A ground search for the AMRAAM type weapon is underway.

https://www.msn.com/en-us/news/world/spanish-fighter-jet-accidentally-fires-missile-over-estonia/ar-BBLDqJe?ocid=spartanntp


----------



## Colin Parkinson (8 Aug 2018)

Tad awkward, good thing it was a Spanish aircraft, less propaganda value.


----------



## tomahawk6 (8 Aug 2018)

Is it hard to accidentally fire a missile ?


----------



## brihard (8 Aug 2018)

Isn’t it great when someone self identifies as Duty Officer every weekend for the next year?


----------



## SupersonicMax (8 Aug 2018)

tomahawk6 said:
			
		

> Is it hard to accidentally fire a missile ?

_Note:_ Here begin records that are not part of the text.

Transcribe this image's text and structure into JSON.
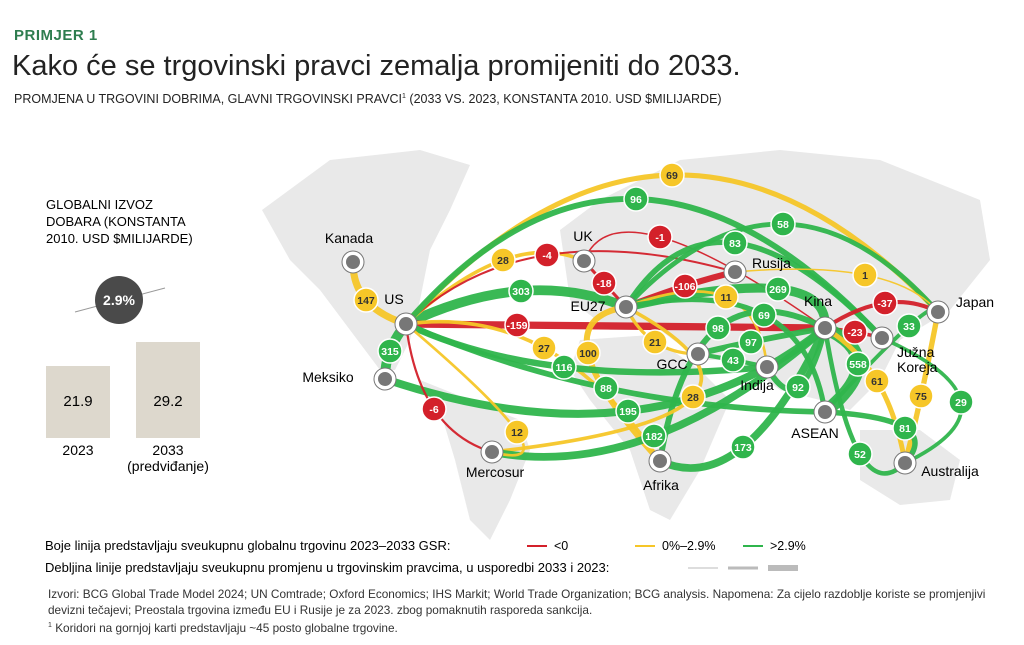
{
  "header": {
    "label": "PRIMJER 1",
    "title": "Kako će se trgovinski pravci zemalja promijeniti do 2033.",
    "subtitle": "PROMJENA U TRGOVINI DOBRIMA, GLAVNI TRGOVINSKI PRAVCI",
    "subtitle_note": "1",
    "subtitle_tail": "(2033 VS. 2023, KONSTANTA 2010. USD $MILIJARDE)"
  },
  "global": {
    "title_lines": [
      "GLOBALNI IZVOZ",
      "DOBARA (KONSTANTA",
      "2010. USD $MILIJARDE)"
    ],
    "growth_label": "2.9%",
    "bars": [
      {
        "label_lines": [
          "2023"
        ],
        "value": 21.9
      },
      {
        "label_lines": [
          "2033",
          "(predviđanje)"
        ],
        "value": 29.2
      }
    ]
  },
  "nodes": [
    {
      "label": "Kanada"
    },
    {
      "label": "US"
    },
    {
      "label": "Meksiko"
    },
    {
      "label": "Mercosur"
    },
    {
      "label": "UK"
    },
    {
      "label": "EU27"
    },
    {
      "label": "Rusija"
    },
    {
      "label": "GCC"
    },
    {
      "label": "Indija"
    },
    {
      "label": "Kina"
    },
    {
      "label": "Japan"
    },
    {
      "label_lines": [
        "Južna",
        "Koreja"
      ]
    },
    {
      "label": "ASEAN"
    },
    {
      "label": "Afrika"
    },
    {
      "label": "Australija"
    }
  ],
  "routes": [
    {
      "from": "US",
      "to": "Kanada",
      "value": 147,
      "legend": 1
    },
    {
      "from": "US",
      "to": "Meksiko",
      "value": 315,
      "legend": 2
    },
    {
      "from": "US",
      "to": "EU27",
      "value": 303,
      "legend": 2
    },
    {
      "from": "US",
      "to": "UK",
      "value": 28,
      "legend": 1
    },
    {
      "from": "US",
      "to": "Rusija",
      "value": -4,
      "legend": 0
    },
    {
      "from": "US",
      "to": "Kina",
      "value": -159,
      "legend": 0
    },
    {
      "from": "US",
      "to": "Japan",
      "value": 69,
      "legend": 1
    },
    {
      "from": "US",
      "to": "Južna Koreja",
      "value": 96,
      "legend": 2
    },
    {
      "from": "UK",
      "to": "Kina",
      "value": -1,
      "legend": 0
    },
    {
      "from": "UK",
      "to": "EU27",
      "value": -18,
      "legend": 0
    },
    {
      "from": "EU27",
      "to": "Rusija",
      "value": -106,
      "legend": 0
    },
    {
      "from": "EU27",
      "to": "Južna Koreja",
      "value": 83,
      "legend": 2
    },
    {
      "from": "EU27",
      "to": "Japan",
      "value": 58,
      "legend": 2
    },
    {
      "from": "EU27",
      "to": "Kina",
      "value": 269,
      "legend": 2
    },
    {
      "from": "EU27",
      "to": "Indija",
      "value": 11,
      "legend": 1
    },
    {
      "from": "Rusija",
      "to": "Japan",
      "value": 1,
      "legend": 1
    },
    {
      "from": "Kina",
      "to": "Japan",
      "value": -37,
      "legend": 0
    },
    {
      "from": "Kina",
      "to": "Južna Koreja",
      "value": -23,
      "legend": 0
    },
    {
      "from": "Japan",
      "to": "ASEAN",
      "value": 33,
      "legend": 2
    },
    {
      "from": "EU27",
      "to": "ASEAN",
      "value": 69,
      "legend": 2
    },
    {
      "from": "Kina",
      "to": "Afrika",
      "value": 98,
      "legend": 2
    },
    {
      "from": "GCC",
      "to": "Kina",
      "value": 97,
      "legend": 2
    },
    {
      "from": "GCC",
      "to": "Indija",
      "value": 43,
      "legend": 2
    },
    {
      "from": "EU27",
      "to": "GCC",
      "value": 21,
      "legend": 1
    },
    {
      "from": "US",
      "to": "Afrika",
      "value": 27,
      "legend": 1
    },
    {
      "from": "EU27",
      "to": "Afrika",
      "value": 100,
      "legend": 1
    },
    {
      "from": "US",
      "to": "Indija",
      "value": 116,
      "legend": 2
    },
    {
      "from": "US",
      "to": "ASEAN",
      "value": 88,
      "legend": 2
    },
    {
      "from": "Meksiko",
      "to": "Kina",
      "value": 195,
      "legend": 2
    },
    {
      "from": "EU27",
      "to": "Mercosur",
      "value": 28,
      "legend": 1
    },
    {
      "from": "Kina",
      "to": "Indija",
      "value": 92,
      "legend": 2
    },
    {
      "from": "Kina",
      "to": "ASEAN",
      "value": 558,
      "legend": 2
    },
    {
      "from": "Kina",
      "to": "Australija",
      "value": 61,
      "legend": 1
    },
    {
      "from": "Japan",
      "to": "Australija",
      "value": 75,
      "legend": 1
    },
    {
      "from": "Južna Koreja",
      "to": "Australija",
      "value": 29,
      "legend": 2
    },
    {
      "from": "ASEAN",
      "to": "Australija",
      "value": 81,
      "legend": 2
    },
    {
      "from": "Kina",
      "to": "Australija",
      "value": 52,
      "legend": 2
    },
    {
      "from": "Mercosur",
      "to": "Kina",
      "value": 182,
      "legend": 2
    },
    {
      "from": "Afrika",
      "to": "Kina",
      "value": 173,
      "legend": 2
    },
    {
      "from": "US",
      "to": "Mercosur",
      "value": 12,
      "legend": 1
    },
    {
      "from": "US",
      "to": "Mercosur",
      "value": -6,
      "legend": 0
    }
  ],
  "legend": {
    "color_text": "Boje linija predstavljaju sveukupnu globalnu trgovinu 2023–2033 GSR:",
    "items": [
      {
        "label": "<0",
        "color": "#d3202a"
      },
      {
        "label": "0%–2.9%",
        "color": "#f6c628"
      },
      {
        "label": ">2.9%",
        "color": "#2fb54c"
      }
    ],
    "width_text": "Debljina linije predstavljaju sveukupnu promjenu u trgovinskim pravcima, u usporedbi 2033 i 2023:"
  },
  "sources": "Izvori: BCG Global Trade Model 2024; UN Comtrade; Oxford Economics; IHS Markit; World Trade Organization; BCG analysis. Napomena: Za cijelo razdoblje koriste se promjenjivi devizni tečajevi; Preostala trgovina između EU i Rusije je za 2023. zbog pomaknutih rasporeda sankcija.",
  "footnote": {
    "mark": "1",
    "text": "Koridori na gornjoj karti predstavljaju ~45 posto globalne trgovine."
  }
}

In the Hornet (or any other fighters I have flown), it’s at least a three-actuation deal:

(Get out of simulation mode)
Activate the Master Arm (which is normally witness-wired for mission during which you don’t intend to fire weapons, in Canada anyway)
Select weapon
Activate trigger

Now, it could be possible that the aircraft was never put into Sim mode (it generally defaults in live mode), was conducting training, selected the weapon (as you’d do in training), activate the master-arm switch (which most people will do in training to build muscle memory) and shot at an appropriate time during the training evolution (which we do all the time).

Bottom line: there are multiple safety features, none of which is particularly difficult to forget/overlook.  In any way, that pilot did not follow procedures/checklists.  It is, however, not the first time, nor the last time, this happened.

It is very possible that the pilot was on a practice scramble where things happen much faster than a normal start.


----------



## tomahawk6 (8 Aug 2018)

Thanks for the education.A number of years ago the USAF had it happen.


----------